On ressent ce mystère dans la salle consacrée aux 12 toiles "The Islands" qu’elle peignit en 1979. On ne voit d’abord que du blanc immaculé, un peu crémeux, mais en y regardant de plus près, ces tableaux ont d’infinies nuances de blanc, de jaune, bleu et rouge, très pâles, et des variations fines de lignes horizontales tracées au crayon. Tout est identique et tout est différent. "Mes peintures, disait-elle, n’ont ni objet, ni espace, ni temps, ni forme, ni interruption.
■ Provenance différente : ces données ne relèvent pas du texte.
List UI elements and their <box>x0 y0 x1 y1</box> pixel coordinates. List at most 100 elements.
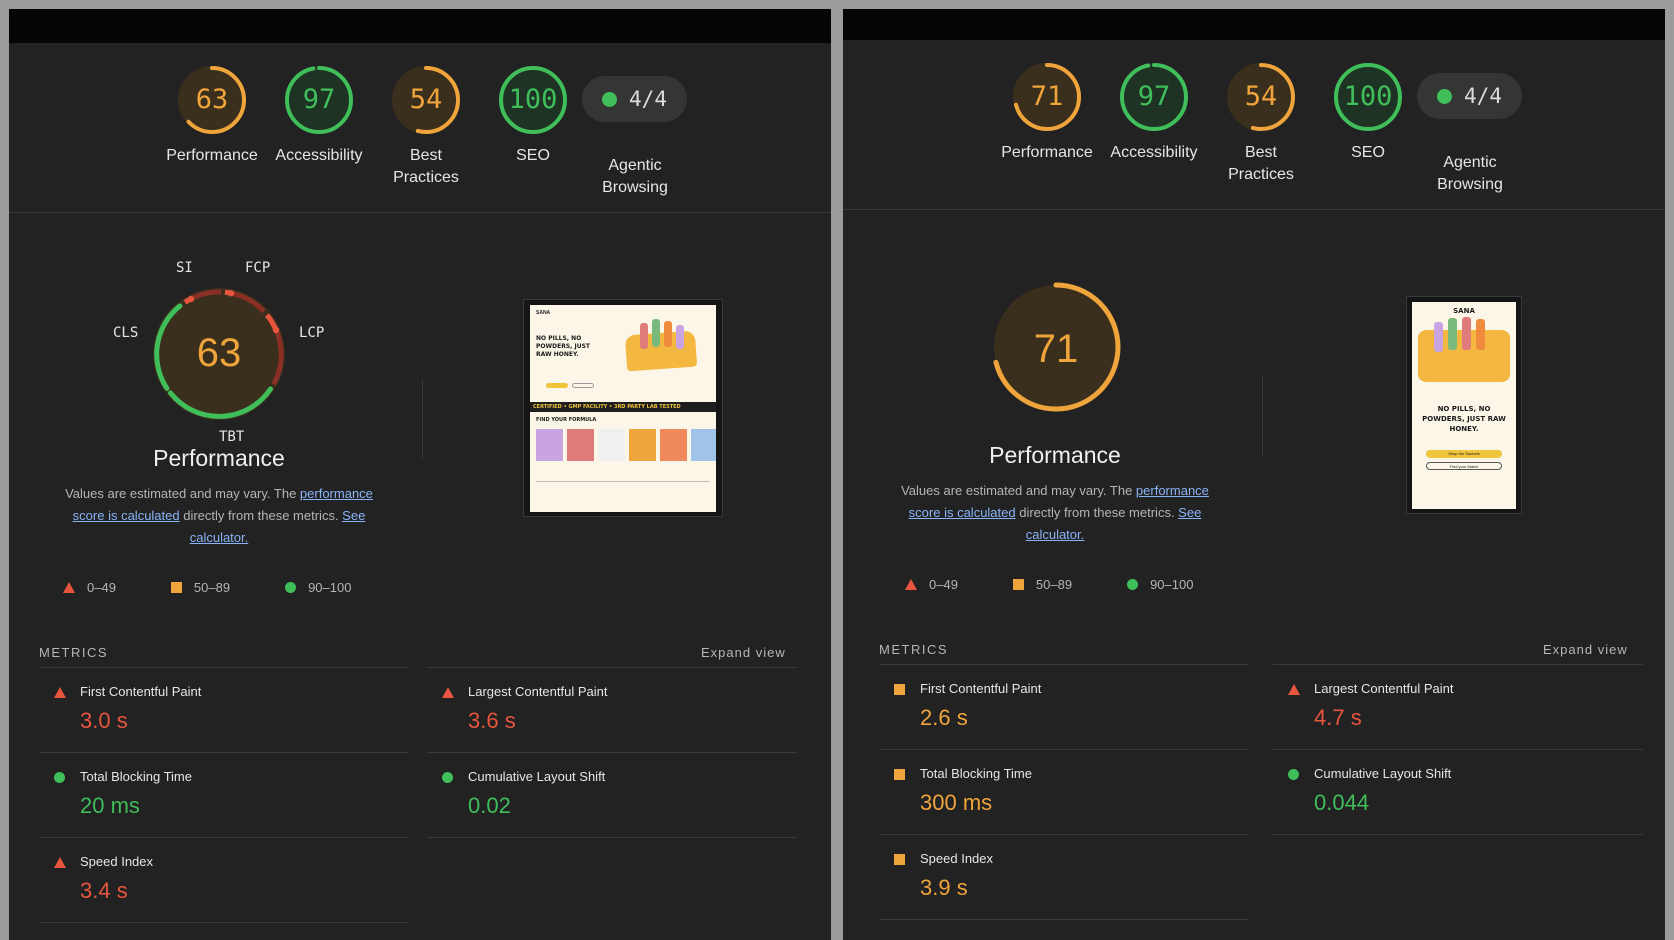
gauge-best-practices[interactable]: 54 Best Practices <box>1206 62 1316 186</box>
divider <box>1273 834 1643 835</box>
thumb-card <box>567 429 594 461</box>
score-legend: 0–49 50–89 90–100 <box>63 580 351 595</box>
gauge-seo[interactable]: 100 SEO <box>1313 62 1423 164</box>
score-gauges: 63 Performance 97 Accessibility 54 Best … <box>9 65 831 205</box>
gauge-score: 71 <box>1030 81 1064 112</box>
estimate-note: Values are estimated and may vary. The p… <box>49 483 389 549</box>
gauge-performance[interactable]: 63 Performance <box>157 65 267 167</box>
metrics-heading: METRICS <box>879 642 948 657</box>
metric-label: Total Blocking Time <box>80 769 192 784</box>
gauge-seo[interactable]: 100 SEO <box>478 65 588 167</box>
thumb-card <box>660 429 687 461</box>
circle-icon <box>285 582 297 593</box>
agentic-label: Agentic Browsing <box>1437 154 1503 193</box>
legend-label: 0–49 <box>929 577 958 592</box>
metric-largest-contentful-paint[interactable]: Largest Contentful Paint 3.6 s <box>427 667 797 752</box>
metric-speed-index[interactable]: Speed Index 3.4 s <box>39 837 409 922</box>
metric-value: 3.0 s <box>80 708 128 733</box>
circle-icon <box>1127 579 1139 590</box>
metrics-column-right: Largest Contentful Paint 4.7 s Cumulative … <box>1273 664 1643 835</box>
thumb-brand: SANA <box>536 310 551 316</box>
gauge-label: Performance <box>1001 144 1093 161</box>
marker-fcp <box>227 290 235 297</box>
gauge-label: SEO <box>516 147 550 164</box>
thumbnail-page: SANA NO PILLS, NO POWDERS, JUST RAW HONE… <box>530 305 716 512</box>
score-legend: 0–49 50–89 90–100 <box>905 577 1193 592</box>
metrics-column-left: First Contentful Paint 2.6 s Total Blockin… <box>879 664 1249 920</box>
metric-total-blocking-time[interactable]: Total Blocking Time 300 ms <box>879 749 1249 834</box>
big-score: 71 <box>1033 327 1079 371</box>
square-icon <box>1012 579 1024 590</box>
metric-label: First Contentful Paint <box>80 684 202 699</box>
metric-value: 3.6 s <box>468 708 516 733</box>
gauge-performance[interactable]: 71 Performance <box>992 62 1102 164</box>
thumbnail-page: SANA NO PILLS, NO POWDERS, JUST RAW HONE… <box>1412 302 1516 509</box>
metric-label: Largest Contentful Paint <box>1314 681 1454 696</box>
square-icon <box>894 854 905 865</box>
gauge-label: Best Practices <box>1228 144 1294 183</box>
agentic-browsing-pill[interactable]: 4/4 <box>582 76 687 122</box>
metric-value: 0.02 <box>468 793 511 818</box>
triangle-icon <box>442 687 454 698</box>
metric-first-contentful-paint[interactable]: First Contentful Paint 3.0 s <box>39 667 409 752</box>
divider <box>9 212 831 213</box>
big-score: 63 <box>196 331 242 375</box>
gauge-label: Accessibility <box>1110 144 1198 161</box>
metric-label: Total Blocking Time <box>920 766 1032 781</box>
thumb-sachet <box>664 321 672 347</box>
gauge-label: Best Practices <box>393 147 459 186</box>
gauge-score: 100 <box>1343 81 1393 112</box>
legend-average: 50–89 <box>170 580 231 595</box>
metric-label: Cumulative Layout Shift <box>468 769 606 784</box>
thumb-cta-secondary: Find your Match <box>1426 462 1502 470</box>
big-gauge-title: Performance <box>989 442 1121 468</box>
metric-value: 3.4 s <box>80 878 128 903</box>
legend-label: 50–89 <box>193 580 231 595</box>
divider <box>39 922 409 923</box>
metric-speed-index[interactable]: Speed Index 3.9 s <box>879 834 1249 919</box>
thumb-section-title: FIND YOUR FORMULA <box>536 417 597 423</box>
circle-icon <box>1288 769 1299 780</box>
note-text: directly from these metrics. <box>179 508 343 523</box>
circle-icon <box>1437 88 1453 104</box>
metric-value: 0.044 <box>1314 790 1370 815</box>
gauge-accessibility[interactable]: 97 Accessibility <box>264 65 374 167</box>
divider <box>843 209 1665 210</box>
legend-label: 0–49 <box>87 580 116 595</box>
gauge-accessibility[interactable]: 97 Accessibility <box>1099 62 1209 164</box>
circle-icon <box>54 772 65 783</box>
triangle-icon <box>54 857 66 868</box>
gauge-score: 97 <box>1137 81 1171 112</box>
metric-largest-contentful-paint[interactable]: Largest Contentful Paint 4.7 s <box>1273 664 1643 749</box>
metric-value: 2.6 s <box>920 705 968 730</box>
lighthouse-report-mobile: 71 Performance 97 Accessibility 54 Best … <box>843 9 1665 940</box>
divider <box>427 837 797 838</box>
legend-fail: 0–49 <box>63 580 116 595</box>
thumb-card <box>536 429 563 461</box>
agentic-browsing-pill[interactable]: 4/4 <box>1417 73 1522 119</box>
note-text: Values are estimated and may vary. The <box>65 486 300 501</box>
divider <box>422 379 423 459</box>
legend-label: 90–100 <box>1150 577 1194 592</box>
metric-value: 4.7 s <box>1314 705 1362 730</box>
metric-total-blocking-time[interactable]: Total Blocking Time 20 ms <box>39 752 409 837</box>
thumb-honey-image <box>624 330 698 372</box>
tag-si: SI <box>176 260 193 276</box>
gauge-best-practices[interactable]: 54 Best Practices <box>371 65 481 189</box>
agentic-label: Agentic Browsing <box>602 157 668 196</box>
legend-fail: 0–49 <box>905 577 958 592</box>
thumb-sachet <box>1462 317 1471 350</box>
expand-view-toggle[interactable]: Expand view <box>701 645 786 660</box>
thumb-brand: SANA <box>1453 307 1475 315</box>
gauge-score: 100 <box>508 84 558 115</box>
metric-cumulative-layout-shift[interactable]: Cumulative Layout Shift 0.044 <box>1273 749 1643 834</box>
metric-value: 20 ms <box>80 793 140 818</box>
metrics-column-left: First Contentful Paint 3.0 s Total Blockin… <box>39 667 409 923</box>
page-screenshot-thumbnail[interactable]: SANA NO PILLS, NO POWDERS, JUST RAW HONE… <box>523 299 723 517</box>
thumb-sachet <box>1476 319 1485 350</box>
page-screenshot-thumbnail[interactable]: SANA NO PILLS, NO POWDERS, JUST RAW HONE… <box>1406 296 1522 514</box>
metric-first-contentful-paint[interactable]: First Contentful Paint 2.6 s <box>879 664 1249 749</box>
legend-pass: 90–100 <box>285 580 351 595</box>
metric-cumulative-layout-shift[interactable]: Cumulative Layout Shift 0.02 <box>427 752 797 837</box>
expand-view-toggle[interactable]: Expand view <box>1543 642 1628 657</box>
Elles sont lumière et émergence."
"Pas minimal"
On y voit les vibrations d’un paysage, les émotions d’un cœur, une joie pure et paradoxale quand on connaît la vie tragique de l’artiste.
On découvre à la Tate Modern ce qui a fait sa célébrité : de grands tableaux toujours carrés, de mêmes dimensions (60 pouces de côté, soit 1,83 x 1,83 m). Chaque toile est faite de couleurs pâles en aplats et d’une grille variable de lignes fines verticales et horizontales, faites au crayon avec les irrégularités d’un tracé à la main. Abolissant la distinction entre peinture et dessin, ces tableaux semblent incarner la sérénité mais c’est celle du calme après la tempête.
Agnès Martin est née en 1912 au Canada dans le Saskatchewan. Elle a expliqué avoir été psychologiquement abusée par sa mère obstinément silencieuse. Elle rencontra le bouddhisme zen et la philosophie taoïste qui la marquèrent toute sa vie. Comme elle fut marquée par le Nouveau-Mexique où elle fit ses études (à Albuquerque). Une autre composante essentielle était son homosexualité difficile à avouer à cette époque.
Dans les années 50 et 60, elle fit partie de la nouvelle peinture américaine, vivant à New York, proche d’Ad Reinhardt, Robert Indiana, Ellsworth Kelly et Barnett Newman.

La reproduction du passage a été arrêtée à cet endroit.